Ambassade du Cameroun à Paris : Alfred Nguini en mission commandée

Son parcours et son profil le conduisent vers un poste où « il aura fort à faire » pour piloter l’Épervier d’une part, et faire le monitoring de l’après-saccage de la chancellerie.

Alfred Nguini: «destination Paris»

 

On l’a entendu et bien lu depuis le 29 mars dernier. Alfred Nguini, à la faveur d’un décret signé le jour même par Paul Biya, est désormais l’ambassadeur du Cameroun en France. La nomination du natif de la Mefou-et-Akono vient ainsi mettre un terme à la vacance de poste constatée à la tête de la chancellerie camerounaise à Paris, depuis le 2 mars 2018, avec la nomination de Samuel Mvondo Ayolo au poste de directeur du cabinet civil de la présidence de la République.

À Etoudi justement, on sait une chose : Alfred Nguini n’est pas le genre de diplomate aux allures bling-bling. Dans certains cénacles diplomatiques nationaux ou internationaux, il est dit que « cet homme joue parfois les boucliers et les lances pour le compte de son pays à l’international ». C’est probablement ce qui justifie ses relations de proximité avec Paul Biya. D’ailleurs, en mai 2017, ce dernier lui confia un pactole de 56 millions de francs CFA à remettre aux autorités ivoiriennes, comme « contribution du Cameroun au succès de la 8e édition des Jeux de la francophonie ».

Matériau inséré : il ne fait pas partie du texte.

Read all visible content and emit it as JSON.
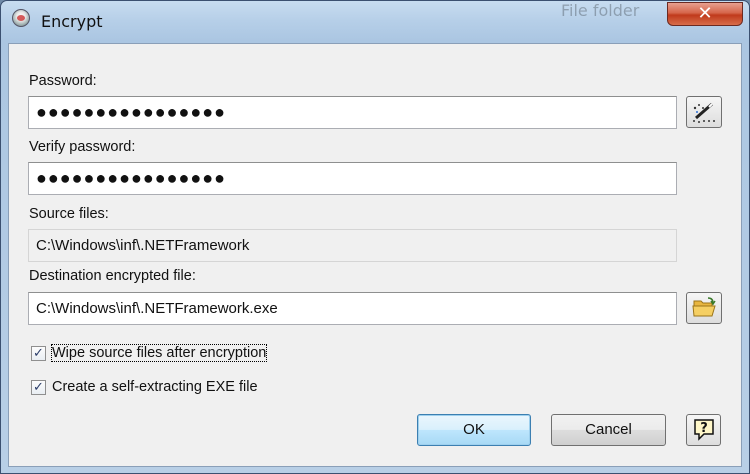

Comme s’il fallait donner échos à ce «fait d’armes» sur les antennes de la chaîne de télévision privée Vision 4, Michel Zoa (autre élite de la Mefou-et-Akono) pense également que le rôle de «son frère», pour rehausser l’éclat de la présence de Paul Biya au 5e sommet Union africaine – Union européenne à Abidjan en novembre 2017, aurait été déterminant dans les arbitrages. Pour cela, l’ancien ministre des Sports et de l’Éducation physique estime que «la nomination d’Alfred Nguini est un réflexe présidentiel de bon aloi sur les petites choses invisibles à l’œil nu».

Commando
Et si l’on quitte le microscope pour la longue-vue, il est permis de décrire le nouvel ambassadeur à l’aune d’un contexte politico-stratégique global infiniment préoccupant pour Etoudi. De fait, « il aura fort à faire », prédit Jeune Afrique. Dans sa livraison du 29 mars 2019, l’hebdomadaire joue sur les symboles et les enjeux : « l’ambassade parisienne, l’une des plus importantes pour le Cameroun, n’est pas à l’abri de nouvelles révélations dans l’affaire Defex, dans laquelle est notamment cité Gervais Evengane Foumane, son attaché de défense ».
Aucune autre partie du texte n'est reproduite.